My horses, Bazan and Miata.  I don’t know that they are soulmates, but they are most definitely best friends!

 

One may as well ask, do I love my friend of 60 years, Peggy, more than Tammy, my friend of 15 years? Do I love my brother, Mark, more than I love my son, Josh? Impossible to answer. Each of these people contribute to my life abundantly as I do to each of their lives. Each relationship is itself special and unique. One relationship does not replace another, because life is lived three- or-more-dimensionally and on many plains and playing fields.

I do not feel jealous knowing that Tammy has other friends that she loves and who love her. I am not worried that if Josh spends time with his kids separate from me that our relationship is somehow less important or in jeopardy. I think we have to stop thinking that love is scarce—that somehow we run out of our capacity to love or that once filled up with love, there is no room for anymore.

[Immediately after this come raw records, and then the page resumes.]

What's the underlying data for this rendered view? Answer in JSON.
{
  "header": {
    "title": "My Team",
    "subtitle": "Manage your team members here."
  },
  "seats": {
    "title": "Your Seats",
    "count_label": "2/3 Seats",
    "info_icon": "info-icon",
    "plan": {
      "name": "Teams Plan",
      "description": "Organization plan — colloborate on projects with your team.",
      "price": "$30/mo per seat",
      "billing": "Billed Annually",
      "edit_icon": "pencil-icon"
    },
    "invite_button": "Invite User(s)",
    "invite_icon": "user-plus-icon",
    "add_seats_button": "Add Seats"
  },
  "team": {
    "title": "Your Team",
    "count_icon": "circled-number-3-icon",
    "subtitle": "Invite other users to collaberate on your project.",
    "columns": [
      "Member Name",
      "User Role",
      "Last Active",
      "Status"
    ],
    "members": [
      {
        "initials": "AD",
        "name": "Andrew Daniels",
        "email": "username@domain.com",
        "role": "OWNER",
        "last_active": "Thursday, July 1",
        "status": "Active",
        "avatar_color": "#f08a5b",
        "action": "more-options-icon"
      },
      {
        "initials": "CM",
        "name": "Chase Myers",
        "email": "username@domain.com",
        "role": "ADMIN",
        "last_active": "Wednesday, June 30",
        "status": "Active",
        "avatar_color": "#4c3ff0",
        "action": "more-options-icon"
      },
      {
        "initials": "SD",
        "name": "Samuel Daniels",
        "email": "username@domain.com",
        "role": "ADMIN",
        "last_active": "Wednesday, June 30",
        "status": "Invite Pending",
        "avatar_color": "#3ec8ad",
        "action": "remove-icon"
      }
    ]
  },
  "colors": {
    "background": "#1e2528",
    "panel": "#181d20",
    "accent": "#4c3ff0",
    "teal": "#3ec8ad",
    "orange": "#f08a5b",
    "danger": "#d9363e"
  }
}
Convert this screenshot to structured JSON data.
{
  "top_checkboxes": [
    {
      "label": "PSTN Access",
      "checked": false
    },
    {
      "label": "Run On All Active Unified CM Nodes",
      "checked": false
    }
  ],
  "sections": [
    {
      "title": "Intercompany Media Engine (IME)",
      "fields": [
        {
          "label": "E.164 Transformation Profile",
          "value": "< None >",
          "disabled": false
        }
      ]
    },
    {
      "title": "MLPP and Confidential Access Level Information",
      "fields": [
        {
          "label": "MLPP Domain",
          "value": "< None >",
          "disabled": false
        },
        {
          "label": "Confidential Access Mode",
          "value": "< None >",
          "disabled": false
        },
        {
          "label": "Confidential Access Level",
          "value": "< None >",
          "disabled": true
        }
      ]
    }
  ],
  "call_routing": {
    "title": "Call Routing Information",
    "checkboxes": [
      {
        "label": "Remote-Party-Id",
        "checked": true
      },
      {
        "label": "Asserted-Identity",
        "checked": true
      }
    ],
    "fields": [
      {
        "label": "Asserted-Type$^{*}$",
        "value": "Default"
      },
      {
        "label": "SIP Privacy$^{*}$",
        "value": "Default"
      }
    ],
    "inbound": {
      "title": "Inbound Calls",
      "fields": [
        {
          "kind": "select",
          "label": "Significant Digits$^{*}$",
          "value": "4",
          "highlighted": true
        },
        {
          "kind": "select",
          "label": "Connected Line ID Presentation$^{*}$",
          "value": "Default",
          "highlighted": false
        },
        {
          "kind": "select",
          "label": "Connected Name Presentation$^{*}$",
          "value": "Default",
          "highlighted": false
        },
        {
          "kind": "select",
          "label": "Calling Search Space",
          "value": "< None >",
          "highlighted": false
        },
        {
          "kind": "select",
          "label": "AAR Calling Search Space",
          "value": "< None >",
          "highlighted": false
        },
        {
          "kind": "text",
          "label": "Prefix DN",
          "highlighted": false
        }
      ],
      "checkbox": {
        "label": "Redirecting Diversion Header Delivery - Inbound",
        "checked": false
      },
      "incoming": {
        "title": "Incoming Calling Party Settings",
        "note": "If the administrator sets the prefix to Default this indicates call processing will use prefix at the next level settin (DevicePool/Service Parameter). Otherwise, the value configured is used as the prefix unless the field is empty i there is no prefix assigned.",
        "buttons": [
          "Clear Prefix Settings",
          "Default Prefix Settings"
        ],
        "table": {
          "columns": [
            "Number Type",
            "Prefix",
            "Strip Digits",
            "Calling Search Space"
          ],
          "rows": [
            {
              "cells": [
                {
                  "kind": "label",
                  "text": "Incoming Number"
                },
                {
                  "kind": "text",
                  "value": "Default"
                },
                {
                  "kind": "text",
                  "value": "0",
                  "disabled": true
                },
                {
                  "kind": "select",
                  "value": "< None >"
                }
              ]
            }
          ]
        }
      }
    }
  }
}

I think it would be a tragedy if a mate dies, leaving his or her partner to experience life alone without any hope of finding anyone else to fill the void. This does not mean that the first relationship was repeatable! Individuals are individuals. What they create together is special to them.

Nor does it mean that the widow or widower may not elect to carry on alone. This should be an individual choice, period.

All that said, it is my personal belief that life is better lived with that sort of close and deep connection with someone to share in life’s challenges and victories! I hope it’s a long time off before either Charley or I will have to face making such choices. I’d like to think that the way we both feel now is the way we will feel later on.